En garde-à-vue, Monsieur T. a désigné un certain D. comme étant l’occupant de l’appartement, et affirme que ce dernier lui aurait laissé l’occuper mais qu’il en a changé les serrures sans prévenir.

– « Je n’étais pas au courant, répète-t-il à l’audience.

–  Mais vous aviez le droit d’être là ?

–  Bien sûr, c’est ma maison !

– Vous aviez des clés, un contrat ? Et pourquoi le gardien a appelé la police en disant que vous n’avez pas à être là ? »

Monsieur T. parcourt la salle du regard : « Est-ce que le gardien est présent ? » La juge est à bout : « C’est le tribunal qui pose les questions ! » Elle relève en outre que le prévenu maîtrise plutôt bien le français alors qu’un interprète en bambara a été dépêché pour lui. C’est à ce moment qu’elle mentionne le nom du propriétaire de l’appartement face à un Monsieur T. qui ne se démonte pas et rétorque, très sûr de lui : « Est-ce que vous avez la preuve ? »

La juge tente malgré tout de poursuivre :

– « Pourquoi on ne vous a pas prévenu de ce changement de serrures ?

–  Je ne sais pas.

– Vous savez pourquoi on ne vous a pas donné les clés ?

– Pourquoi vous dites que c’est pas chez moi ? ! »

Face à ce prévenu peu coopératif, elle finit par changer de sujet et se concentre sur les violences, afin de décider d’une éventuelle requalification.

Cinq ans pour venir en France

Monsieur T. est un Malien d’une vingtaine d’années, même si on le croit à peine sorti de l’adolescence. Il est arrivé en France en 2022 et n’a pas de titre de séjour. Il a arrêté l’école en primaire et a ensuite travaillé. En France, il n’a pas trouvé de travail depuis son arrivée : « Je suis fatigué de chercher. » Son avocat se tourne vers lui :

– « Parlez-nous de votre parcours pour venir en France.

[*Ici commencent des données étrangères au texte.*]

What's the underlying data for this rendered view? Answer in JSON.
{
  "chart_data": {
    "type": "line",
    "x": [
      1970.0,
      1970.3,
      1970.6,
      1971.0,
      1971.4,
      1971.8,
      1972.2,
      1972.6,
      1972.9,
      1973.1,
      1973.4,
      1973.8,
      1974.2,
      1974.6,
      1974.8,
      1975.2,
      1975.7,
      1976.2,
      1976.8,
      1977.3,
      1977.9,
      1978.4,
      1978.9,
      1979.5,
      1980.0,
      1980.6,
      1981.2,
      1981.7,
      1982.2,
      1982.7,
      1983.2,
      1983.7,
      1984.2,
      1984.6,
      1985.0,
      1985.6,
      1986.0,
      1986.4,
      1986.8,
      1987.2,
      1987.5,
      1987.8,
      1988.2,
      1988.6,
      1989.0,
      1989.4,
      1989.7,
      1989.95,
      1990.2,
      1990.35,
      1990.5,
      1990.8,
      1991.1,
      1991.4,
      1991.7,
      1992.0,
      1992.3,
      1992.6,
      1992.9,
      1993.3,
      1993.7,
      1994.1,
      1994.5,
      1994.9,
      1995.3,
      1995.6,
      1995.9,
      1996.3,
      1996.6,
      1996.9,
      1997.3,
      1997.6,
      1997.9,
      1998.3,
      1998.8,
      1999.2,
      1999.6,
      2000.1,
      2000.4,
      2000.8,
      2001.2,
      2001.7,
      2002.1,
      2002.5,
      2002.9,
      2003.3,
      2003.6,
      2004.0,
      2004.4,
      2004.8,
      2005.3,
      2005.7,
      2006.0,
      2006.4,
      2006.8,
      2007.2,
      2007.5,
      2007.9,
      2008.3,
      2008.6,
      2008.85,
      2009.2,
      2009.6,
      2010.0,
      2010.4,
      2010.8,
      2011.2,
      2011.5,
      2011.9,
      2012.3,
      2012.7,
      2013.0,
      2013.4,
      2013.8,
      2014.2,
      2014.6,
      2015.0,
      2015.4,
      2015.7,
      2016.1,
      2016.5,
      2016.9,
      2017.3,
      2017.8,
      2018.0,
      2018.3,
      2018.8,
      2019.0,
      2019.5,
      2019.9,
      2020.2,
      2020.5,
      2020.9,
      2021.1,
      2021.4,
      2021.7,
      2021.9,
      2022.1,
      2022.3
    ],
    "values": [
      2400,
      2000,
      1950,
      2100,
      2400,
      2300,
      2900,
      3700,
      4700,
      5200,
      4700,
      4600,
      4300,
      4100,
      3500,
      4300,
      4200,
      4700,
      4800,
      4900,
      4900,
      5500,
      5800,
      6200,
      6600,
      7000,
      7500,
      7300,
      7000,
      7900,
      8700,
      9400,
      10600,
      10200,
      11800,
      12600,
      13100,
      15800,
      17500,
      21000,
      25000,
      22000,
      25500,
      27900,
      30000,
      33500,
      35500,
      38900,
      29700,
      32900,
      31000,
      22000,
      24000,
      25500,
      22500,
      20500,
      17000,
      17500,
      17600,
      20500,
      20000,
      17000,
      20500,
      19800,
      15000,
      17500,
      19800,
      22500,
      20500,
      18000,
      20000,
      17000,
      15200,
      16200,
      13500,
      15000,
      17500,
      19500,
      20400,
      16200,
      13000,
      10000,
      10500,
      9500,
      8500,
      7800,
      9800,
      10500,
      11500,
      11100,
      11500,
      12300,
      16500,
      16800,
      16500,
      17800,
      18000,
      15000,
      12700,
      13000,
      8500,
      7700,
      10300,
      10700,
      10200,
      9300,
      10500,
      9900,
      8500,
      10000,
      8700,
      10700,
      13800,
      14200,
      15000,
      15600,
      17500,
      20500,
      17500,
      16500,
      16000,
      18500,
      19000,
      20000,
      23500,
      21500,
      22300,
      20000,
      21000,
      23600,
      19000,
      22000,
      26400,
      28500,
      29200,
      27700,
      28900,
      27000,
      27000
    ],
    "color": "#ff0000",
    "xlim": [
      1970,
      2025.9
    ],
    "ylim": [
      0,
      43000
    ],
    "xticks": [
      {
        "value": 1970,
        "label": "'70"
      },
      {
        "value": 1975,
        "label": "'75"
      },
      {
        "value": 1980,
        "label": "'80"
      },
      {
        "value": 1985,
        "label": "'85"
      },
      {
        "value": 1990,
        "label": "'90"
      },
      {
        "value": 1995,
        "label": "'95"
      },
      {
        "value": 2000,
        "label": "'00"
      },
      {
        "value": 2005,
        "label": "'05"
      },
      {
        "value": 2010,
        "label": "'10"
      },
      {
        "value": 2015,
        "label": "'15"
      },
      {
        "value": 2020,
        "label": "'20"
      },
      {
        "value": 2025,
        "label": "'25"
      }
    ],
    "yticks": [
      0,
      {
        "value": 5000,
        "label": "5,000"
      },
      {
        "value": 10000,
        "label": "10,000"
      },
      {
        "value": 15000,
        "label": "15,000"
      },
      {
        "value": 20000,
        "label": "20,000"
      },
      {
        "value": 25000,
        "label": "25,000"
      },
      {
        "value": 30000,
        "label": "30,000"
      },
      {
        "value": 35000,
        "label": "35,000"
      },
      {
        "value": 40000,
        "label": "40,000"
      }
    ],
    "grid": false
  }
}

– J’ai mis cinq ans pour arriver. Je suis passé par l’Algérie et la Libye. »

La procureure estime qu’au vu de la répétition des faits, le prévenu « n’a pas conscience que ce n’est pas son logement » : « Il persiste et signe, le message ne passe pas. On a pris un temps correct pour expliquer, j’ai peur qu’il retourne à la résidence. » Elle reconnaît sa personnalité atypique, son absence de domicile et de travail, le fait qu’il n’a pas d’attaches en France. « Comment peut-on être sûr qu’il respectera un contrôle judiciaire ? On ne peut pas lui faire entendre raison, le risque de réitération est trop grand. Il n’y a pas d’autres solutions que du ferme. » Elle requiert deux mois d’emprisonnement avec mandat de dépôt et une interdiction de séjour dans l’Essonne.

« Il a mis cinq ans pour arriver », insiste l’avocat de Monsieur T., « cinq ans d’errance, de violence, de pauvreté. » Pour lui, il est clair que son client a des troubles du comportement, lui qui reconnaît les faits « comme un enfant » qui « retourne là où on lui dit de ne pas aller ». L’avocat ne cache plus sa colère : « Il est dans une situation d’urgence : où aller ? Et la réponse du ministère public, c’est la prison pour un migrant en détresse ! Il ne fallait pas prendre le risque d’aller en France, autant s’arrêter en Libye ! » Il demande la relaxe pour les faits de violences et que la juge ne prononce pas un mandat de dépôt.

Le sourire de Monsieur T. s’est légèrement effacé, une inquiétude a pris la place de son expression enfantine et un peu goguenarde. Au délibéré, la juge prononce la relaxe pour les faits de violence et le déclare coupable pour les violations de domicile. Il est condamné à trois mois de sursis simple. Il est interdit de séjour dans l’Essonne pendant deux ans. La juge s’assure auprès de l’interprète qu’il a bien compris le verdict. Le regard de Monsieur T. s’est perdu.